Napoli, Università degli Studi Federico II. Giada Di Filippo, una ragazza che tutti ricordano come solare e serena, aveva invitato tutti i suoi parenti alla laurea, il giorno della convocazione della sessione primaverile.
Ad un tratto, mentre i di lei colleghi erano in attesa della convocazione, la giovane di 26 anni, iscritta alla Facoltà di Scienze Naturali, si è allontanata, salendo sino all’ultimo piano dell’edificio. Le squilla il cellulare, è il fidanzato, che le chiede dove sia l’aula in cui si terrà la discussione. Lei gli risponde, poi cambia tono, ringraziandolo per tutto, e chiedendogli se lui riesca a vederla. E’ troppo tardi, la tragica decisione è già stata presa, troppo forte il disagio per essere indietro con gli esami, per non essere, come gli altri, laureanda.
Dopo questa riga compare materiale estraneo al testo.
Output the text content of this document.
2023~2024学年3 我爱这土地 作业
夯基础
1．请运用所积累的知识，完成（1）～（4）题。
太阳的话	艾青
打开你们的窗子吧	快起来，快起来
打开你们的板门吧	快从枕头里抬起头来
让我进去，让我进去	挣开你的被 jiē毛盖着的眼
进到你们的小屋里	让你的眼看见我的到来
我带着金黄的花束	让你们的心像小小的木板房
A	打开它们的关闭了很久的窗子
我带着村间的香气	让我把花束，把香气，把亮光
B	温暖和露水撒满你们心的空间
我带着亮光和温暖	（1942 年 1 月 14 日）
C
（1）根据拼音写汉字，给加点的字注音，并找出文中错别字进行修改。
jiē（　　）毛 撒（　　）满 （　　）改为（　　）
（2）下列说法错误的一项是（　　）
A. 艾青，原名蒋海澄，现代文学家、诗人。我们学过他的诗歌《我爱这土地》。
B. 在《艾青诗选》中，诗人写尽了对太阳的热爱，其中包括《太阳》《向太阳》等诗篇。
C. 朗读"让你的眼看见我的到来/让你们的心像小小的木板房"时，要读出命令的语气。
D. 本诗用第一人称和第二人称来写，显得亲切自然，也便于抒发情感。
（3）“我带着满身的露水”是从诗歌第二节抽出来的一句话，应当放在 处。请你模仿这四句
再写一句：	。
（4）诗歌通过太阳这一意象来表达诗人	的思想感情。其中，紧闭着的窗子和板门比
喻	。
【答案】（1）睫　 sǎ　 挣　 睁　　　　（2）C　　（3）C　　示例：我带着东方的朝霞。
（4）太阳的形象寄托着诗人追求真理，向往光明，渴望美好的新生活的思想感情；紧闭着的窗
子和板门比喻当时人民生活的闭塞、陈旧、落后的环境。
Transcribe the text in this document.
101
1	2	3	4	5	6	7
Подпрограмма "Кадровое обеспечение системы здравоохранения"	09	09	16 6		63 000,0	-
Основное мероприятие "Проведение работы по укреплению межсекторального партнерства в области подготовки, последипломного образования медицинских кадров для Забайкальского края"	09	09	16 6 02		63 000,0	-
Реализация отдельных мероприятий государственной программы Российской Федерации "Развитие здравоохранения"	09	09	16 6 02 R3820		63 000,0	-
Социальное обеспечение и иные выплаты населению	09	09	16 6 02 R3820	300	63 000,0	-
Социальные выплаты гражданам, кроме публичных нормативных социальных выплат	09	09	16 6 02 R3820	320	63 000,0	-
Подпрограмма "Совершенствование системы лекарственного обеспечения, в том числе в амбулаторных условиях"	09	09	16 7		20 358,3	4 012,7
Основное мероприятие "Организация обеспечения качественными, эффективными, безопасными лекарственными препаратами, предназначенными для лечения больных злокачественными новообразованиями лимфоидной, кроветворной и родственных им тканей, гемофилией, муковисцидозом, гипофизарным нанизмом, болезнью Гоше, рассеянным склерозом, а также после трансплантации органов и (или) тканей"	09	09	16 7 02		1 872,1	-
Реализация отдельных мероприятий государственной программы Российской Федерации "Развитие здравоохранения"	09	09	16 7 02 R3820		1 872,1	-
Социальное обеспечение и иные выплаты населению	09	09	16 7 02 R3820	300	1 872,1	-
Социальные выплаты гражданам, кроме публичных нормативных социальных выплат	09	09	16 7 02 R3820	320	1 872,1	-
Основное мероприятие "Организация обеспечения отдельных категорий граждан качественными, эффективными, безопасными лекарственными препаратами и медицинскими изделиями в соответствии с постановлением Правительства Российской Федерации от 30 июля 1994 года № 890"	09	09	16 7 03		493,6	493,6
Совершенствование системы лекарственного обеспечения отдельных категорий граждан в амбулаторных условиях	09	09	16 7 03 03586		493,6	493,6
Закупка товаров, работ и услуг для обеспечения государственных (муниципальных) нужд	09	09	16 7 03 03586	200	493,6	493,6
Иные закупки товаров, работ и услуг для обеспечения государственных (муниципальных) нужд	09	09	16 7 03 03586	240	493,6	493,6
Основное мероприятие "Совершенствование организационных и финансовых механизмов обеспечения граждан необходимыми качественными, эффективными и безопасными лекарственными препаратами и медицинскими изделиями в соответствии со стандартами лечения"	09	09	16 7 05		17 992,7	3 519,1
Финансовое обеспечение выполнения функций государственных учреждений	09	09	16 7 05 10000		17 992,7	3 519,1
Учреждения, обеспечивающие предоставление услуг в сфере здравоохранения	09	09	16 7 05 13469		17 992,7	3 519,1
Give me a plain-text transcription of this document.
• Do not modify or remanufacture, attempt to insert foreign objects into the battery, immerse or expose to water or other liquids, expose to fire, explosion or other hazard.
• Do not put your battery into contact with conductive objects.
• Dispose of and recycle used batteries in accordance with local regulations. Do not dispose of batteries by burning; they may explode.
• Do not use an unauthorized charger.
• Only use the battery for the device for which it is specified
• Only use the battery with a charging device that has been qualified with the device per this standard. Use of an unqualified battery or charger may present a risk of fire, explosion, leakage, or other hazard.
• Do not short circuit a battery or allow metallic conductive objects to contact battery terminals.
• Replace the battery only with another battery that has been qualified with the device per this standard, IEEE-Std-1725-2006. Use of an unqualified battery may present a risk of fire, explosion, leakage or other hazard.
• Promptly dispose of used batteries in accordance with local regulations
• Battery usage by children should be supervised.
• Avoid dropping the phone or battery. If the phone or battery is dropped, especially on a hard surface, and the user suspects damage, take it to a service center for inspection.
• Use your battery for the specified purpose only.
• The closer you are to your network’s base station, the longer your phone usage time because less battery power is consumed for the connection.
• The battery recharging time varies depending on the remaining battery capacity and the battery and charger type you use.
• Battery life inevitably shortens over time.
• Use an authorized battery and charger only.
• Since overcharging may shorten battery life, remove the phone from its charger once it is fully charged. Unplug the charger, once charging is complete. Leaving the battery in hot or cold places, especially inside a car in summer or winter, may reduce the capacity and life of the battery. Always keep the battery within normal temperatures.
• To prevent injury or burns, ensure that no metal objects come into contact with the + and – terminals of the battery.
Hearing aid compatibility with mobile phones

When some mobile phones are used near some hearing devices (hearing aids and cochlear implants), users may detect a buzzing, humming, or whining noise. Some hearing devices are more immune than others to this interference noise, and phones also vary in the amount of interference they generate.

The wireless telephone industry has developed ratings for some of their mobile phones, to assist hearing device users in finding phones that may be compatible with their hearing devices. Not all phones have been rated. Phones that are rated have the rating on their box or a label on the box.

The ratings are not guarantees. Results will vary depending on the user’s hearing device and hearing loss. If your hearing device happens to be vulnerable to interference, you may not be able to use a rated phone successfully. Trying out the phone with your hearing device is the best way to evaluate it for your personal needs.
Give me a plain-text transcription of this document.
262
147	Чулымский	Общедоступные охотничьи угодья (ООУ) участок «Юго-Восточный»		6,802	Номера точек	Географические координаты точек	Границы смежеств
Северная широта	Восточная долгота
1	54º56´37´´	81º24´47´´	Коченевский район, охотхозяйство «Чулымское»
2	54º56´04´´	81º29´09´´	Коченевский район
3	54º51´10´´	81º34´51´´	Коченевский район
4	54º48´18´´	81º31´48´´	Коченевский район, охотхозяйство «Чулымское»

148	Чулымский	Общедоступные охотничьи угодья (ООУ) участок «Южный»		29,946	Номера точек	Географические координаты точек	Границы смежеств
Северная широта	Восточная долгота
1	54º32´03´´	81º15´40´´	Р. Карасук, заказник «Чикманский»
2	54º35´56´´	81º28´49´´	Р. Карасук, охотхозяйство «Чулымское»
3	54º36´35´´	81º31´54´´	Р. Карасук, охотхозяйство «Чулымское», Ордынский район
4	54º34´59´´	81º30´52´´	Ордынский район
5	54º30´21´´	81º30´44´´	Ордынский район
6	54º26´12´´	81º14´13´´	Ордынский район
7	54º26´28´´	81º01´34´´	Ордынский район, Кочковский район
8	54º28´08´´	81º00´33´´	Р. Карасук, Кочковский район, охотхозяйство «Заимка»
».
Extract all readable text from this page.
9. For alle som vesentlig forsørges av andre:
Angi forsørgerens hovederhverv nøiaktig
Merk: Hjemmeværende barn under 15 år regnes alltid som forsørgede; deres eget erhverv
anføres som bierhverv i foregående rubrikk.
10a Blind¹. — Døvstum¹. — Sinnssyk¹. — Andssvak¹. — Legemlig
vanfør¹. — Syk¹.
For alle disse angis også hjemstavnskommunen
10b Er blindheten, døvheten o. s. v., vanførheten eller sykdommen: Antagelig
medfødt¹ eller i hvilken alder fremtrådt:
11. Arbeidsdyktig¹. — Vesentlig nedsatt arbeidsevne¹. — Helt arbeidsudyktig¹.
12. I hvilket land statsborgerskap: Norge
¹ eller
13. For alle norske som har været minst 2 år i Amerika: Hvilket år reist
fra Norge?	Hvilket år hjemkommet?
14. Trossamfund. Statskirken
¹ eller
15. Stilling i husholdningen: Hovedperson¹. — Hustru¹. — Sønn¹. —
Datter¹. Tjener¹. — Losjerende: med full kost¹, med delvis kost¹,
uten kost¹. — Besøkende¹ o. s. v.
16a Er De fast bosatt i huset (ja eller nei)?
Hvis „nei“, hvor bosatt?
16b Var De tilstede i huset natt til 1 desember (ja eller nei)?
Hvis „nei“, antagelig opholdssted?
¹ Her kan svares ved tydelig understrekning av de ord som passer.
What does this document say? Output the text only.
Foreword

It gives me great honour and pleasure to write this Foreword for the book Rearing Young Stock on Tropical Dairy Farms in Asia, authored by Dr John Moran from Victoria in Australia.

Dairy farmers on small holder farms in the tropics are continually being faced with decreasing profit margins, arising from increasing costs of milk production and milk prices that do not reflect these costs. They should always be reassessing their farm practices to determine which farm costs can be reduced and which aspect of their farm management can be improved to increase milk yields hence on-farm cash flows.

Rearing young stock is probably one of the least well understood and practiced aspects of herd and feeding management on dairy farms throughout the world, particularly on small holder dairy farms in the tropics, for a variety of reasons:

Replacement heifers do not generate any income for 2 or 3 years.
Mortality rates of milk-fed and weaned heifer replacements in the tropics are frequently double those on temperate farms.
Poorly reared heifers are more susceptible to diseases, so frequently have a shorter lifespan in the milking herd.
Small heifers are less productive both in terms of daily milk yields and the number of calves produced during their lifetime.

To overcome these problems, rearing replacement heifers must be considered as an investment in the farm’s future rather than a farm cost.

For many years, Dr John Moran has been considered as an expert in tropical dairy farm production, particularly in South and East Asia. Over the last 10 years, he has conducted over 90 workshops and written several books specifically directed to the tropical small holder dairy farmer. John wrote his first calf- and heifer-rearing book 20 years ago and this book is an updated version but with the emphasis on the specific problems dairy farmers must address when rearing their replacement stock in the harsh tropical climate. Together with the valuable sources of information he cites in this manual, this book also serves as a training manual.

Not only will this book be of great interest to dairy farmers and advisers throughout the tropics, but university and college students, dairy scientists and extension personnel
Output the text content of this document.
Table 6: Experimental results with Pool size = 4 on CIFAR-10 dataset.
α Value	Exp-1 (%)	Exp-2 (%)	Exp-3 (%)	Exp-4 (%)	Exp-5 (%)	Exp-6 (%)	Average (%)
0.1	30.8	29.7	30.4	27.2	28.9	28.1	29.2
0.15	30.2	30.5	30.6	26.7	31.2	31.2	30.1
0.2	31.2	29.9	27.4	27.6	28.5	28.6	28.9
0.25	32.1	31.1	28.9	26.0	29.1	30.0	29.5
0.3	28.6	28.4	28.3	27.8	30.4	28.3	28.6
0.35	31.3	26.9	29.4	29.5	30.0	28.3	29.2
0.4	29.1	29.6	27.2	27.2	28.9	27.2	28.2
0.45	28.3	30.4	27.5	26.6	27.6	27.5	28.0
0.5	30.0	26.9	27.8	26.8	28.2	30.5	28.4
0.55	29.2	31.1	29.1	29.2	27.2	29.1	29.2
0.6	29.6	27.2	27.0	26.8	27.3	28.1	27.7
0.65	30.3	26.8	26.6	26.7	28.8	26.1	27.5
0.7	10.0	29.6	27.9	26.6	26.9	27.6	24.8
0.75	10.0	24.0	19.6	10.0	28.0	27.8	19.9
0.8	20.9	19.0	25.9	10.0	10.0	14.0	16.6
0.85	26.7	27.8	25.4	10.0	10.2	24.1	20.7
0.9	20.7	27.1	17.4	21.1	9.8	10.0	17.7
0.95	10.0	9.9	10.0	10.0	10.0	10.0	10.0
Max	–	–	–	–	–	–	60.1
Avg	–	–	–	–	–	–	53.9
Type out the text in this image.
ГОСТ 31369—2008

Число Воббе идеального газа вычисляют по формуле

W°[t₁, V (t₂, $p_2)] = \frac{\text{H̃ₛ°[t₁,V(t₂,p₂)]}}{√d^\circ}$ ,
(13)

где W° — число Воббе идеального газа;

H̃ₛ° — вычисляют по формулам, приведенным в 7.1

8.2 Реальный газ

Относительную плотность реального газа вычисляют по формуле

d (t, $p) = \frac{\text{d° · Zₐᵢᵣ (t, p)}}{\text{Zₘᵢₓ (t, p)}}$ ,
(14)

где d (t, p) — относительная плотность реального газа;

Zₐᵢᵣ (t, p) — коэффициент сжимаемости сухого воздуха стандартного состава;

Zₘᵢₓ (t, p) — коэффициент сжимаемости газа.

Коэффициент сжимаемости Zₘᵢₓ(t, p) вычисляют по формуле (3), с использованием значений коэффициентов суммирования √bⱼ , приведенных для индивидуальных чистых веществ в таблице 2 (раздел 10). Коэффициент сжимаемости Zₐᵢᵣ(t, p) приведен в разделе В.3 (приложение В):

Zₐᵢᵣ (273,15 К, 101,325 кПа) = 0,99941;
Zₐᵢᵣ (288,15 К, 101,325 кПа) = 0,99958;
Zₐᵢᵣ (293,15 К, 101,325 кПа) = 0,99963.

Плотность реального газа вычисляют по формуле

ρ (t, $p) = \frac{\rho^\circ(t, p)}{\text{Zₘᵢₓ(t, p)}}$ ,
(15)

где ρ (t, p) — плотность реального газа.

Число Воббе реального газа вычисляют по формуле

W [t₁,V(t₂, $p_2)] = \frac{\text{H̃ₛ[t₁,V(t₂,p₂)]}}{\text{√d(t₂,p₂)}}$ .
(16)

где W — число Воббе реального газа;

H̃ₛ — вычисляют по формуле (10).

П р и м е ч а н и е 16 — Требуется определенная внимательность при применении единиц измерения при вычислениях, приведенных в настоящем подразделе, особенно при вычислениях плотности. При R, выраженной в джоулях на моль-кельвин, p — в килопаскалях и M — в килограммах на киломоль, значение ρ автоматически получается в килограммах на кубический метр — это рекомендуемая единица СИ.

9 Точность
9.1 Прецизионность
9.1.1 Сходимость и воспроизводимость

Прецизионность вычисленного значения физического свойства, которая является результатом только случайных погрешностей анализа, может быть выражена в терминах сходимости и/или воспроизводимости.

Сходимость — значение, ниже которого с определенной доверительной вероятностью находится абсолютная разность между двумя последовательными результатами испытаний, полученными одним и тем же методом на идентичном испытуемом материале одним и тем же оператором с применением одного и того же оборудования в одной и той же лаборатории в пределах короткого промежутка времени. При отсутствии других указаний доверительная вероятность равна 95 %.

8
La giovane aveva detto ad amici e famigliari di doversi laureare, ma il suo nome non compariva nella lista: li aveva radunati per il suo ultimo addio.
La seduta di laurea è stata sospesa per tutti i candidati. Ancora ignoti i motivi di fondo che hanno spinto la ragazza a questo terribile gesto: 26 anni, hai tutta la vita davanti, così tanto ancora da fare, da sognare, anche al di là di quella facoltà che magari non fa per te, o che magari richiede più tempo delle aspettative, poiché il tempo, così tiranno, che in realtà non esiste, è lì apposta.
Cresce il numero di suicidi in età giovanile, vittime forse di una società estremamente superficiale e depauperata dai valori classici.